Theory of spike initiation, sensory systems, autonomous behavior, epistemology
Editor Romain Brette
A Minimal Model of Metabolism-Based Chemotaxis (2010)
Matthew D. Egbert, Xabier E. Barandiaran, Ezequiel A. Di Paolo
DOI: 10.1371/journal.pcbi.1001004 PubMed: 21170312
The authors present a minimal model of an autonomous biological agent. Most sensorimotor models are stimulus-response models, and so there is no coupling between the goals of the agent and the function of the sensorimotor system. Here they investigate numerically a very simple model of bacterial chemotaxis, which has a run-and-tumble behavior. The tumbling rate is modulated by the product M of a simple metabolic reaction, which is essentially the transformation from a resource A to that product (they consider a slightly more complex autocatalytic reaction). When the resource is metabolized, the tumbling rate increases and so the bacterium tends to remain in place (in other words, this is a random walk with diffusion coefficient inversely proportional to the metabolic product). This results in chemotaxis, although there are no sensory receptors, because the bacterium slows down in places where it feeds.

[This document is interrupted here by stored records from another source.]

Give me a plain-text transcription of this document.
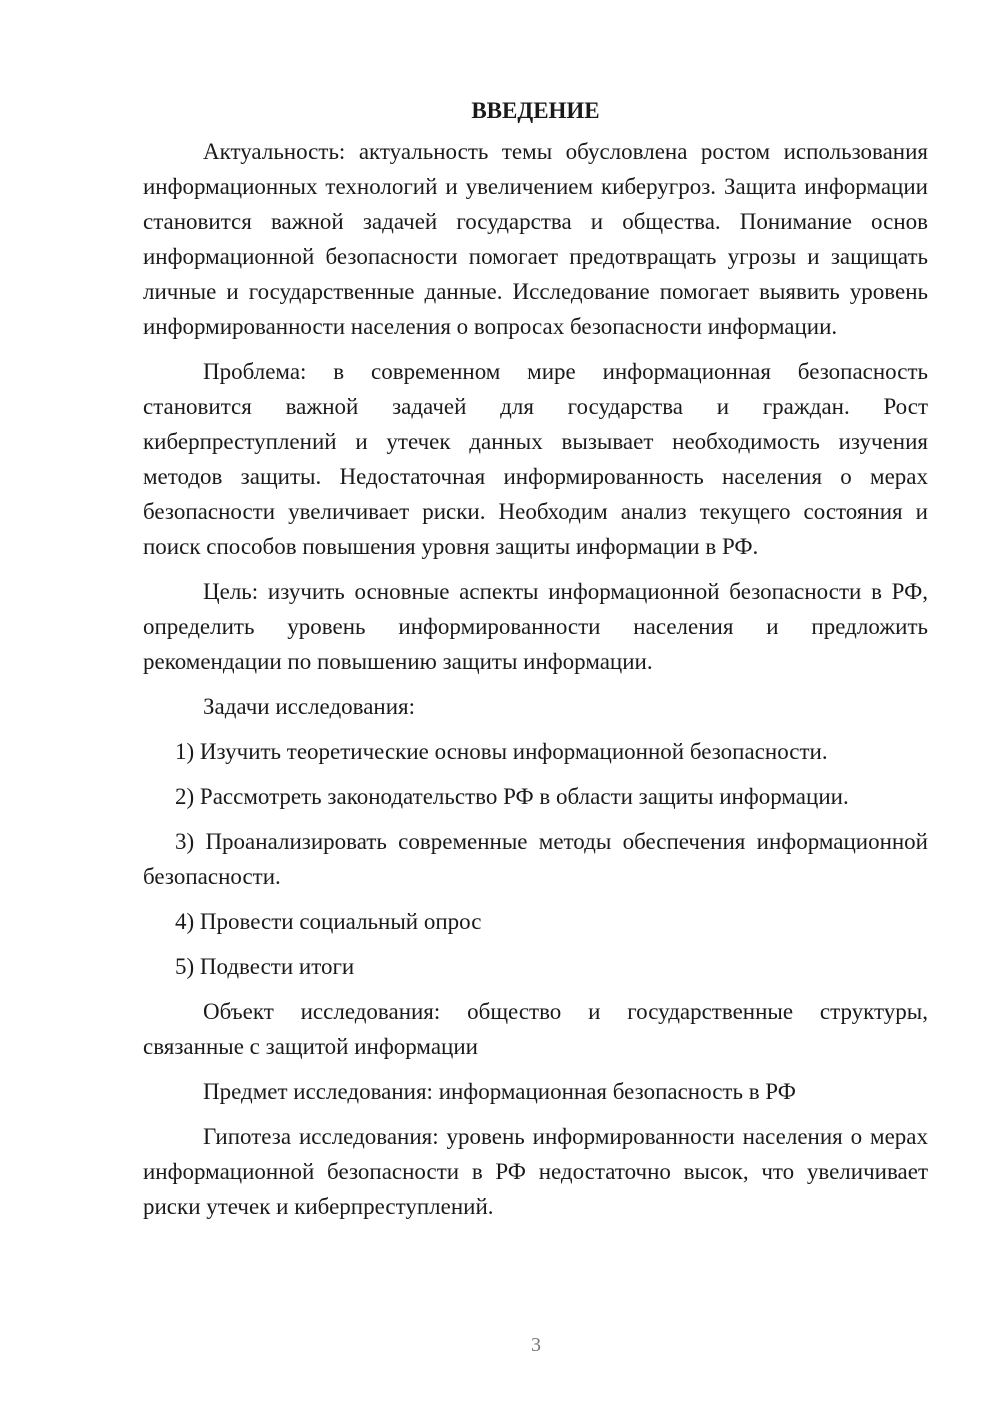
ВВЕДЕНИЕ

Актуальность: актуальность темы обусловлена ростом использования информационных технологий и увеличением киберугроз. Защита информации становится важной задачей государства и общества. Понимание основ информационной безопасности помогает предотвращать угрозы и защищать личные и государственные данные. Исследование помогает выявить уровень информированности населения о вопросах безопасности информации.

Проблема: в современном мире информационная безопасность становится важной задачей для государства и граждан. Рост киберпреступлений и утечек данных вызывает необходимость изучения методов защиты. Недостаточная информированность населения о мерах безопасности увеличивает риски. Необходим анализ текущего состояния и поиск способов повышения уровня защиты информации в РФ.

Цель: изучить основные аспекты информационной безопасности в РФ, определить уровень информированности населения и предложить рекомендации по повышению защиты информации.

Задачи исследования:

1) Изучить теоретические основы информационной безопасности.

2) Рассмотреть законодательство РФ в области защиты информации.

3) Проанализировать современные методы обеспечения информационной безопасности.

4) Провести социальный опрос

5) Подвести итоги

Объект исследования: общество и государственные структуры, связанные с защитой информации

Предмет исследования: информационная безопасность в РФ

Гипотеза исследования: уровень информированности населения о мерах информационной безопасности в РФ недостаточно высок, что увеличивает риски утечек и киберпреступлений.

3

This becomes especially interesting when variations are introduced. If the bacterium can also metabolize another product B into the same metabolic product M, then it also performs chemotaxis to that product, but the interactions between A and B becomes quite complex. If for example there is a homogeneous distribution of B in the environment, then chemotaxis to A is inhibited. This makes sense because the bacterium can just eat B and stay in place. If we think in terms of stimulus-response behavior, we can see that this is a complex nonlinear interaction between the two pathways (A->response and B->response) that appears to be goal-directed, and it does not involve explicit arbitration between the two signals (as in eg Bayesian multisensory integration).
Similarly, a compound that interferes with the metabolism (eg by reacting with A) becomes automatically a repellent. The authors also show that meaningful history-dependent effects can be introduced (e.g. if the metabolic reaction depends on two compounds, then chemotaxis to the first compound depends on whether the bacterium has previously encountered the second). I quote: “the behavioral significance of chemical compounds becomes a relational property that depends on the metabolic dynamics of the cell”, and the authors point out the “integrative role of metabolism”. I found this study original and insightful.